The distribution and services segment is responsible for selling replacement parts and focuses on oil and gas, and commercial and industrial markets. Segmental revenues dropped 36.1% to $240.7 million due to below-par performance in the oil and gas market. The already weak market conditions were worsened by the COVID-19 pandemic, which reduced business activity in the distribution and services segment. Moreover, operating margin at the segment was 1.5% in the first quarter compared with 10% in the year-ago quarter. The oil and gas market was weak during the quarter under review due to reduction in oilfield activity.
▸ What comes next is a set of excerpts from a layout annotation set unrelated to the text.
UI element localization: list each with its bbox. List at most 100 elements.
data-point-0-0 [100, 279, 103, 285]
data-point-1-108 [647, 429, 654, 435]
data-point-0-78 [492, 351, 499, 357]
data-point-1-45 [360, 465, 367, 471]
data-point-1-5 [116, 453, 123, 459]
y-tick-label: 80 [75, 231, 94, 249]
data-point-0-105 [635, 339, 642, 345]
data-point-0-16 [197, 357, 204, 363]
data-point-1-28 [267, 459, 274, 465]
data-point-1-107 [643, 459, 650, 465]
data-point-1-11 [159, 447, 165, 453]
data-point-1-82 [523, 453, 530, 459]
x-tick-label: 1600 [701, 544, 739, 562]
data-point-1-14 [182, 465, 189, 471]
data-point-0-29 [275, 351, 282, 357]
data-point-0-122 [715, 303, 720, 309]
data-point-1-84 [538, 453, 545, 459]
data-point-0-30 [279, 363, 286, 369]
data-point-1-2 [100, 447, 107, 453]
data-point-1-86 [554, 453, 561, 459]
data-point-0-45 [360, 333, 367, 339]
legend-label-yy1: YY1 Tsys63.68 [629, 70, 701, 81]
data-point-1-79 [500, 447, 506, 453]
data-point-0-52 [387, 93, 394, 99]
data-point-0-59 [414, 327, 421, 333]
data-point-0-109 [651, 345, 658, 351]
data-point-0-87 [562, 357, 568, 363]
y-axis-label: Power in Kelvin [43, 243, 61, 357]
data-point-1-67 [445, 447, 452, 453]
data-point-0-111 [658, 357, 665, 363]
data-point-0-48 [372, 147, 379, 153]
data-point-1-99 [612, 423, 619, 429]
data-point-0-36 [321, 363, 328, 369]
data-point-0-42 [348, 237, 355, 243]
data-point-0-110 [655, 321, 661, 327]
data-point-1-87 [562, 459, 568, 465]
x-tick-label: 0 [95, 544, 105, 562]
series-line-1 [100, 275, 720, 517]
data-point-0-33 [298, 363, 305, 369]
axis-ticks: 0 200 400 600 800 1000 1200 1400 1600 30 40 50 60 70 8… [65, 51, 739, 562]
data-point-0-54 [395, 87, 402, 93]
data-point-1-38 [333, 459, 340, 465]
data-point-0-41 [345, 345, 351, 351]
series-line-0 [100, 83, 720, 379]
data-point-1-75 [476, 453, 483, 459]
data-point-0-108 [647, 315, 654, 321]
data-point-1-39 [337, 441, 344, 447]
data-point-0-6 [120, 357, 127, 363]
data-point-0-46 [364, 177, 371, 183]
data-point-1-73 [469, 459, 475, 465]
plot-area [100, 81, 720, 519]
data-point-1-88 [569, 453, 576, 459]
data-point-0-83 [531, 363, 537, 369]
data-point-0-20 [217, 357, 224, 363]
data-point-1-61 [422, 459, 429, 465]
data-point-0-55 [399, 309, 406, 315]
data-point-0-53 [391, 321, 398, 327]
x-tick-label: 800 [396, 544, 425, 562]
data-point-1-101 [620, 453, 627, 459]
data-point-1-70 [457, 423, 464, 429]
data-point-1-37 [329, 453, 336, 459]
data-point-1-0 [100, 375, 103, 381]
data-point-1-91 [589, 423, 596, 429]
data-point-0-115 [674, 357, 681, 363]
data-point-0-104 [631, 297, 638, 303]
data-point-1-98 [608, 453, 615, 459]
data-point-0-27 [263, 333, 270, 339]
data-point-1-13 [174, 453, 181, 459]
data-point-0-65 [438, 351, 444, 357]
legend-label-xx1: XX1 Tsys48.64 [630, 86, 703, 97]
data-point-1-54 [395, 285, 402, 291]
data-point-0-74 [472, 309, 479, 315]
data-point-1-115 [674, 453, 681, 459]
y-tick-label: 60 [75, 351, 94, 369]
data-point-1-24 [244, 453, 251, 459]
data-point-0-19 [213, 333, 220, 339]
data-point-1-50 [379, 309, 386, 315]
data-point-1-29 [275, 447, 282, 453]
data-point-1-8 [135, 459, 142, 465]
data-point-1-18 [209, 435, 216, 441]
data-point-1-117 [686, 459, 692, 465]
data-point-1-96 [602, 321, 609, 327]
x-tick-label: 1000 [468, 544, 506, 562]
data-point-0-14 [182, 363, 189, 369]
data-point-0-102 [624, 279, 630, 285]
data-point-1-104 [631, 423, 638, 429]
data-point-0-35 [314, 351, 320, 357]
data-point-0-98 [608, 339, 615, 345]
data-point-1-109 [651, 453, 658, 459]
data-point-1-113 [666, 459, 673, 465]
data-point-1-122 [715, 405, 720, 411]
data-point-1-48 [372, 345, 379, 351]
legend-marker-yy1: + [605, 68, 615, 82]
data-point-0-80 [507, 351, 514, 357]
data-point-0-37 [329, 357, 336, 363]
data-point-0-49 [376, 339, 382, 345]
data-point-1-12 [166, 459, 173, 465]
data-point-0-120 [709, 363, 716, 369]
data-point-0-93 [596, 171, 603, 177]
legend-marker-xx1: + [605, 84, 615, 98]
Operating margin for oil and gas was in the negative mid-single digits.

In the commercial and industrial market, revenues augmented year over year, benefiting from the Convoy Servicing Company acquisition. During the quarter under consideration, the commercial and industrial operating margin was in the mid-single digits.

Balance Sheet Highlights

Long-term debt (including current portion) for the company increased to $1.7 billion at the end of the first quarter from $1.67 billion at the end of March 2019. Debt-to-capitalization ratio at the end of first-quarter 2020 was 35.3% compared with 33.8% a year ago.

Outlook

With uncertainty looming over the duration of coronavirus and the extent of the global economic slowdown, Kirby has withdrawn its 2020 earnings guidance ($2.60-$3.40 per share).

For 2020, capital spending is expected to be either at or below its previously guided range of $155-$175 million.

How Have Estimates Been Moving Since Then?

In the past month, investors have witnessed a downward trend in estimates review. The consensus estimate has shifted -33.85% due to these changes.

VGM Scores

At this time, Kirby has a strong Growth Score of A, though it is lagging a bit on the Momentum Score front with a B. Following the exact same course, the stock was allocated a grade of B on the value side, putting it in the top 40% for this investment strategy.

Overall, the stock has an aggregate VGM Score of A. If you aren't focused on one strategy, this score is the one you should be interested in.

Outlook

Estimates have been broadly trending downward for the stock, and the magnitude of this revision indicates a downward shift. Notably, Kirby has a Zacks Rank #3 (Hold). We expect an in-line return from the stock in the next few months.